- Directed by: Mariesh Kumar
- Written by: Mariesh Kumar
- Produced by: PL Babu PL Subbu
- Starring: Maruthi; Mrudhula Bhaskar;
- Cinematography: ‘Punnagai’ Venkatesh
- Edited by: Sathish B. Kottai
- Music by: Sathyadev (songs) Taj Noor (score)
- Release date: 28 March 2014;
- Country: India
- Language: Tamil

= Marumunai =

2014 Indian film by Mariesh Kumar

Marumunai is a 2014 Indian Tamil-language romantic drama film directed by Mariesh Kumar starring Maruthi and Mrudhula Bhaskar.

== Cast ==

- Maruthi as Kathir
- Mrudhula Bhaskar as Charumathi
- Manobala
- M. S. Bhaskar as Kathir's father
- Rajendran as a resort owner
- Rajasimman
- Cheran Raj
- C. Ranganathan
- Bonda Mani
- Anjali Devi
- Dr. Sharmila as Charu's mother
- John Ranjith
- Gana Bala in a special appearance

==Production==
Mariesh Kumar, who worked as an assistant to K. Bhagyaraj and R. Pandiarajan, and wrote television serials before directing this film. Maruthi worked as an assistant director to Yaar Kannan and Vikraman before becoming an actor. The producers PL Balu and PL Subbu handled film distribution in Salem area. The film was shot in 60 locations in Salem district including Yercaud.

==Soundtrack==
Songs by debutante Sathyadev, who worked for musician Prem Kumar.

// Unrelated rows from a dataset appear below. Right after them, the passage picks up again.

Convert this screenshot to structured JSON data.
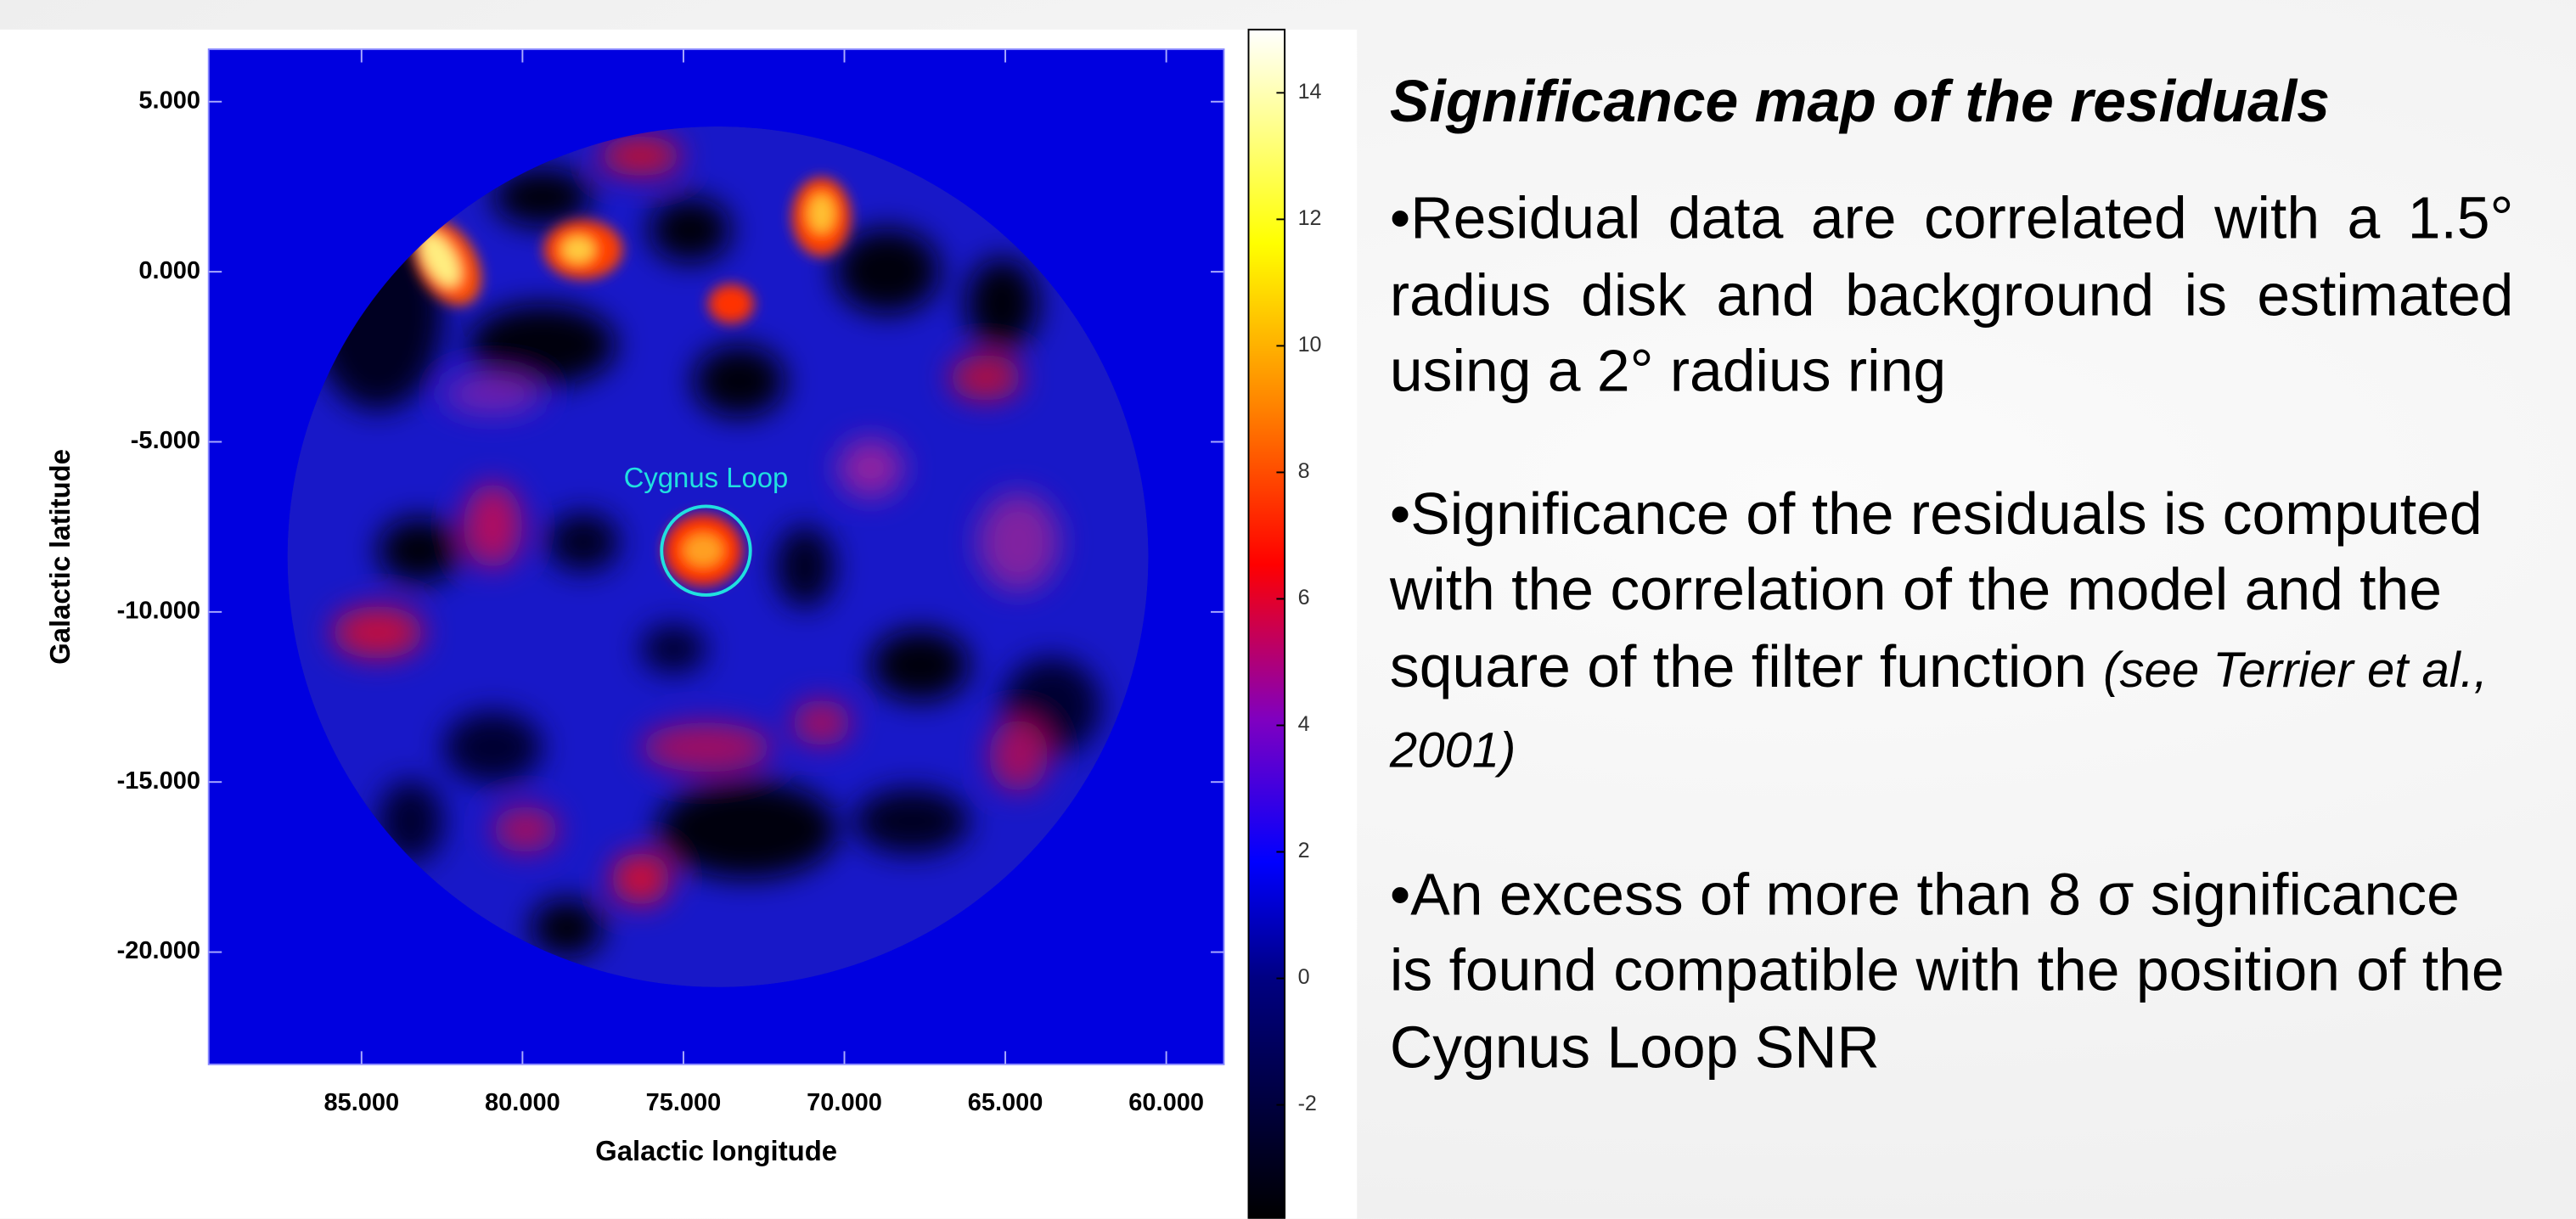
{
  "chart_data": {
    "type": "heatmap",
    "xlabel": "Galactic longitude",
    "ylabel": "Galactic latitude",
    "xlim": [
      89.75,
      58.21
    ],
    "ylim": [
      -23.3,
      6.54
    ],
    "xticks": [
      {
        "value": 85,
        "label": "85.000"
      },
      {
        "value": 80,
        "label": "80.000"
      },
      {
        "value": 75,
        "label": "75.000"
      },
      {
        "value": 70,
        "label": "70.000"
      },
      {
        "value": 65,
        "label": "65.000"
      },
      {
        "value": 60,
        "label": "60.000"
      }
    ],
    "yticks": [
      {
        "value": 5,
        "label": "5.000"
      },
      {
        "value": 0,
        "label": "0.000"
      },
      {
        "value": -5,
        "label": "-5.000"
      },
      {
        "value": -10,
        "label": "-10.000"
      },
      {
        "value": -15,
        "label": "-15.000"
      },
      {
        "value": -20,
        "label": "-20.000"
      }
    ],
    "zlim": [
      -3.8,
      15
    ],
    "zticks": [
      -2,
      0,
      2,
      4,
      6,
      8,
      10,
      12,
      14
    ],
    "annotation": {
      "text": "Cygnus Loop",
      "x": 74.3,
      "y": -8.2
    }
  },
  "text_panel": {
    "title": "Significance map of the residuals",
    "bullets": [
      {
        "text": "•Residual data are correlated with a 1.5° radius disk  and background is estimated using a 2° radius ring"
      },
      {
        "text": "•Significance of the residuals is computed with the correlation of the model and the square of the filter function",
        "note": "(see Terrier et al., 2001)"
      },
      {
        "text": "•An excess of more than 8 σ significance is found compatible with the position of the Cygnus Loop SNR"
      }
    ]
  }
}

The soundtrack is composed of four songs:

- "Vazhkaithan" is written and is sung by Gana Bala
- "Penne Penne" is written by Mariesh Kumar and is sung by Silambarasan and Chinmayi
- "Kadhal Endru" is written by Piraisoodan and is sung by Velmurugan
- "Ivan Thano Margazhi" is written by Palani Bharathi and is sung by Aalap Raju

== Release and reception ==
Marumunai is released on 28 March 2014.

Malini Mannath of The New Indian Express opined that "Marumunai is an attempt to be different and a promising effort from a debutant". A critic from The Times of India gave the film a rating of two out of five stars and wrote that "Mariesh Kumar succeeds in getting your attention. His problem is he has trouble retaining it for the entire film". A critic from Maalaimalar criticised the title, old age story while praising the songs.